В последний день [месяца] шавваль мы отправились обратно по Ларской дороге, по которой прибыли сюда. Когда мы достигли пределов Тибета, большинство его жителей поспешили встретить нас подношениями и малом, кроме жителей одного из вилайатов Тибета — Карса. Там имелось ущелье, такое узкое, как сердце скупого, и в конце теснины шел ров, подобный стене вала, такой глубины и такой страшный, что сила воображения не может постичь этого. Туда вела узкая тропа, на которой в ясный день было темно, как ночью. Надеясь на такое ущелье в своих горах и на то, что ни одно живое существо не сможет покорить это ущелье, они проявили непокорность и допустили пренебрежение в уплате мала. Во время полуденного намаза мы расположились неподалеку от них и всю ночь до утра готовились к бою.
Утром, когда золотые нити щита небесного свода протянули свои лучи с востока к земле для захвата крепости и покорения мира, войско вооружилось и издало боевой клич. Произошло сражение. Несколько раз неверные сбрасывали сверху руками камни[1142] и прогоняли войско ислама. А войско ислама крепко подвязывало полу мужества поясом старания и ставило ногу твердости на гору войны с неверными. В конце концов порыв ветра ислама /294а/ как солому развеял ветром небытия крепость неверных, которая была подобна горе, так что большинство тех убийц неверных и проклятых упрямцев было перебито, а спасшиеся от меча полетели как порошок по ветру бегства и исчезли. Все, что было у них немого и говорящего из числа их имущества и семейства, досталось храброму войску ислама. От этого необъятный ужас поселился в сердцах других неверных и, сделав средством спасения своей жизни и детей все, что они имели, они положили на блюдо подношения и преподнесли нам. Мы собрали весь мал вилайата Пурик, являющегося одним из важных владений Тибета, и разделили между эмирами и воинами. Специально для хана мы отобрали немного редких вещей и направились в Марйул.
ГЛАВА 104.
ВОЗВРАЩЕНИЕ ХАНА ИЗ МАРЙУЛА В СТОЛИЦУ ЙАРКАНД И РАЗРЕШЕНИЕ АВТОРУ КНИГИ ОТПРАВИТЬСЯ В УРСАНГ
Стихи:
Расставание, в конце которого наступает встреча, и разлука, которая в итоге завершается свиданием, проницательным людям не кажется несчастьем. Всадники страстных желаний и страданий толкуют такую разлуку как свидание, соединенное с разлукой, и в этой разлуке на пути[1143] к свиданию они прокладывают широкую дорогу из надежды соединения с радостью. Байт:
[И все это] вопреки тому, что за свиданием рисуется разлука, как говорят — стихи:
Это положение соответствует удивительным событиям, пережитым сим рабом, необычность которых повергнет в изумление проницательных людей. Вот они: сей раб прибыл, одержав разные победы, и прахом ханского порога провел по своим глазам подобно лечебной сурьме.

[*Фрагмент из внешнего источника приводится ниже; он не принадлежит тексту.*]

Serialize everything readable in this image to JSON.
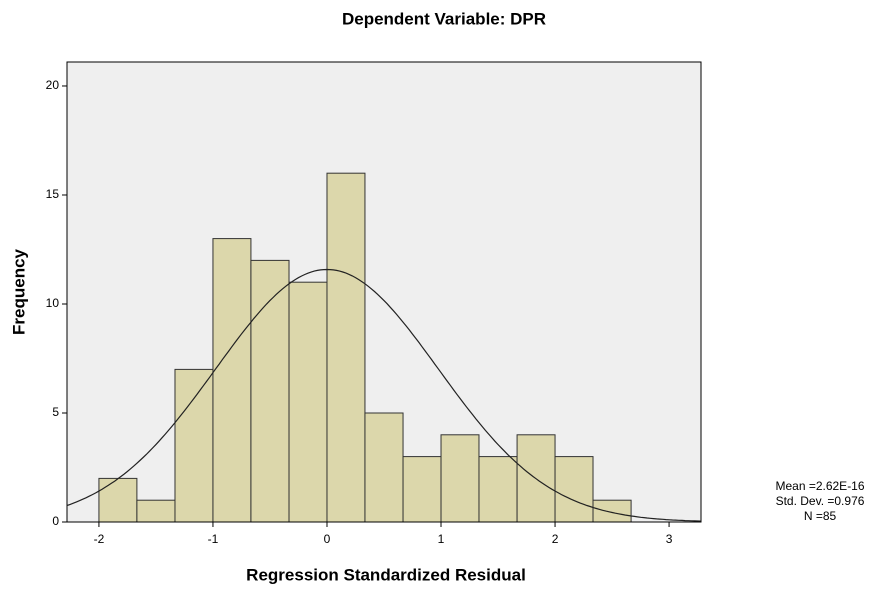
{
  "chart_data": {
    "type": "histogram",
    "title": "Dependent Variable: DPR",
    "xlabel": "Regression Standardized Residual",
    "ylabel": "Frequency",
    "bins": [
      -2,
      -1.667,
      -1.333,
      -1,
      -0.667,
      -0.333,
      0,
      0.333,
      0.667,
      1,
      1.333,
      1.667,
      2,
      2.333,
      2.667
    ],
    "values": [
      2,
      1,
      7,
      13,
      12,
      11,
      16,
      5,
      3,
      4,
      3,
      4,
      3,
      1
    ],
    "color": "#dcd7ab",
    "edge_color": "#333333",
    "background": "#efefef",
    "xlim": [
      -2.28,
      3.28
    ],
    "ylim": [
      0,
      21.1
    ],
    "xticks": [
      -2,
      -1,
      0,
      1,
      2,
      3
    ],
    "yticks": [
      0,
      5,
      10,
      15,
      20
    ],
    "stats": [
      {
        "value": 2.62e-16,
        "label": "Mean =2.62E-16"
      },
      {
        "value": 0.976,
        "label": "Std. Dev. =0.976"
      },
      {
        "value": 85,
        "label": "N =85"
      }
    ]
  }
}
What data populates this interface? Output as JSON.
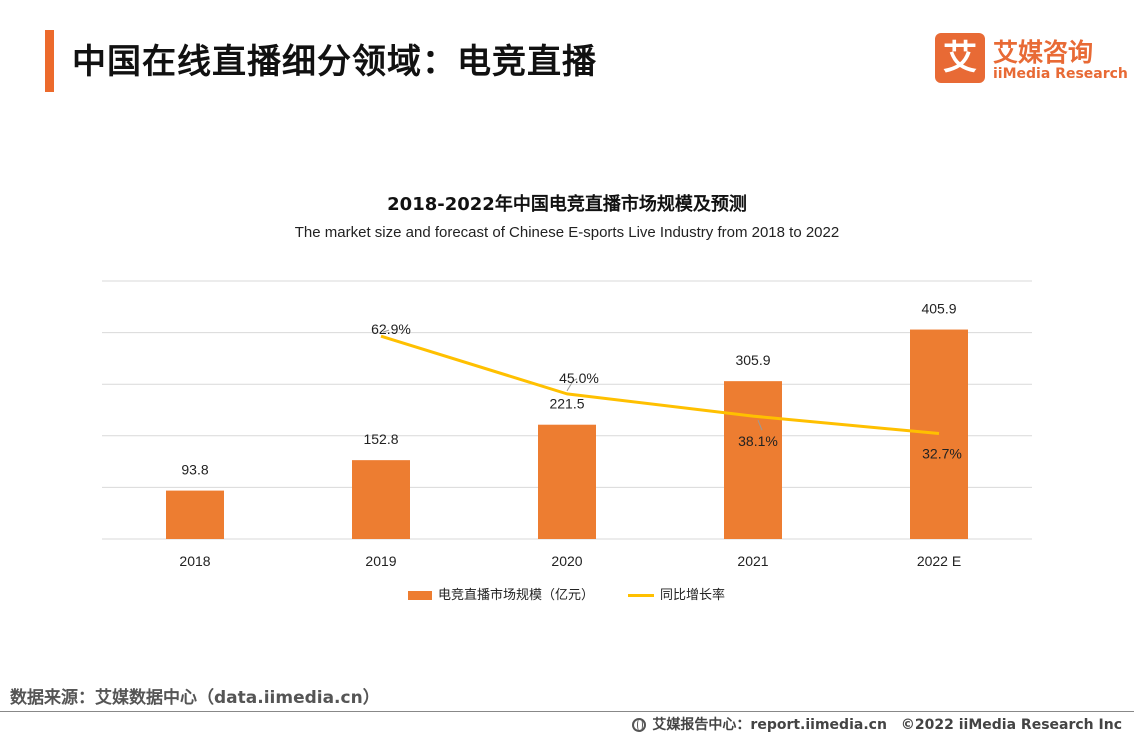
{
  "header": {
    "title": "中国在线直播细分领域：电竞直播"
  },
  "logo": {
    "mark": "艾",
    "name_cn": "艾媒咨询",
    "name_en": "iiMedia Research"
  },
  "chart_data": {
    "type": "bar",
    "title": "2018-2022年中国电竞直播市场规模及预测",
    "subtitle": "The  market size and forecast of Chinese E-sports Live Industry from 2018 to 2022",
    "categories": [
      "2018",
      "2019",
      "2020",
      "2021",
      "2022 E"
    ],
    "series": [
      {
        "name": "电竞直播市场规模（亿元）",
        "type": "bar",
        "color": "#ed7d31",
        "values": [
          93.8,
          152.8,
          221.5,
          305.9,
          405.9
        ],
        "labels": [
          "93.8",
          "152.8",
          "221.5",
          "305.9",
          "405.9"
        ]
      },
      {
        "name": "同比增长率",
        "type": "line",
        "color": "#ffc000",
        "values": [
          null,
          62.9,
          45.0,
          38.1,
          32.7
        ],
        "labels": [
          "",
          "62.9%",
          "45.0%",
          "38.1%",
          "32.7%"
        ]
      }
    ],
    "ylim": [
      0,
      500
    ],
    "y2lim": [
      0,
      80
    ],
    "grid": true,
    "legend": "bottom"
  },
  "source": "数据来源：艾媒数据中心（data.iimedia.cn）",
  "footer": {
    "report_center": "艾媒报告中心：report.iimedia.cn",
    "copyright": "©2022  iiMedia Research  Inc"
  },
  "colors": {
    "accent": "#ec6a2c",
    "bar": "#ed7d31",
    "line": "#ffc000",
    "grid": "#d9d9d9"
  }
}
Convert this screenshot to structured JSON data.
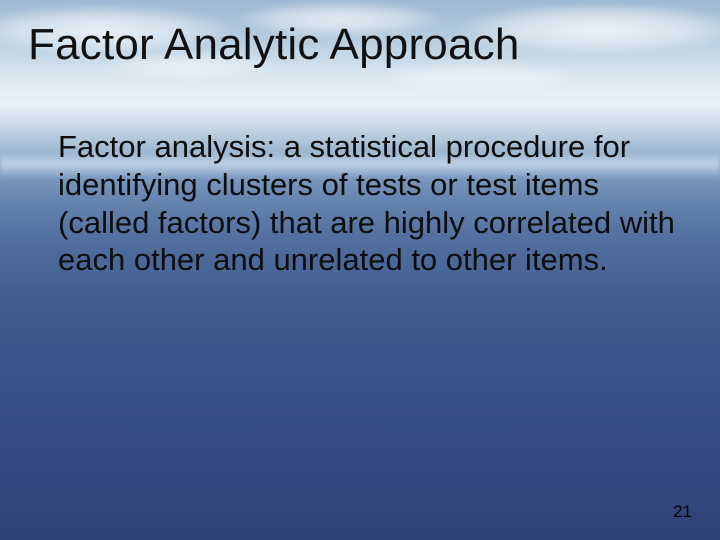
{
  "slide": {
    "title": "Factor Analytic Approach",
    "bullet": {
      "text": "Factor analysis:  a statistical procedure for identifying clusters of tests or test items (called factors) that are highly correlated with each other and unrelated to other items.",
      "dot_color": "#6b8e4e"
    },
    "page_number": "21",
    "page_number_color": "#e6d37a"
  }
}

Когда счастливый взгляд [Са'ид] хана пал на меня, от счастья встречи /294б/ на его лице стали проступать признаки радости. Он простер ко мне руки милости и раскрыл объятия радости. Я выразил ему такую преданность, выше которой невозможно представить себе. Я приблизился и ощутил счастье объятий. Обилие радости и большое счастье растрогали сердце. Хан некоторое время держал меня в объятиях, осыпая мою шею и плечо жемчужными каплями своей милости и любви. Я так же, рассыпая подобно каплям дождя перлы из раковины искренности и чистоты, наполнил ими подол могущества и объятия счастья хана. Рубай:
После выражения почтения и выполнения церемоний приветствий хан подробно расспросил меня о делах. Я изложил все таким подробным образом, что в изложении моем отразились все мельчайшие детали происшедших событий. Когда подробности событий полностью дошли до высочайшего слуха [Са'ид] хана, он еще раз рассыпал жемчужины царской благосклонности и сказал: “Благодарность к тебе этого ханского семейства самая великая и истинная, потому что никто прежде из хаканов-завоевателей, от Чингиза до наших дней, не протянул руку господства к воротнику Кашмира. Сейчас благодаря твоему самоотверженному старанию и усердию минбары Кашмира украсились титулами могольских хаканов. Султаны и правители его поставлены в ряд с другими султанами мира, которые выражали покорность и повиновение в прежние времена и сейчас беспомощны перед властью могольских хаканов. И это великое и славное дело, признательность за которое обязательна как для нас, так и для всех могольских хаканов и для всех государственных мужей, особенно для наших детей, так как этим наше имя обрело славу, а гордость этого имени принадлежит им!”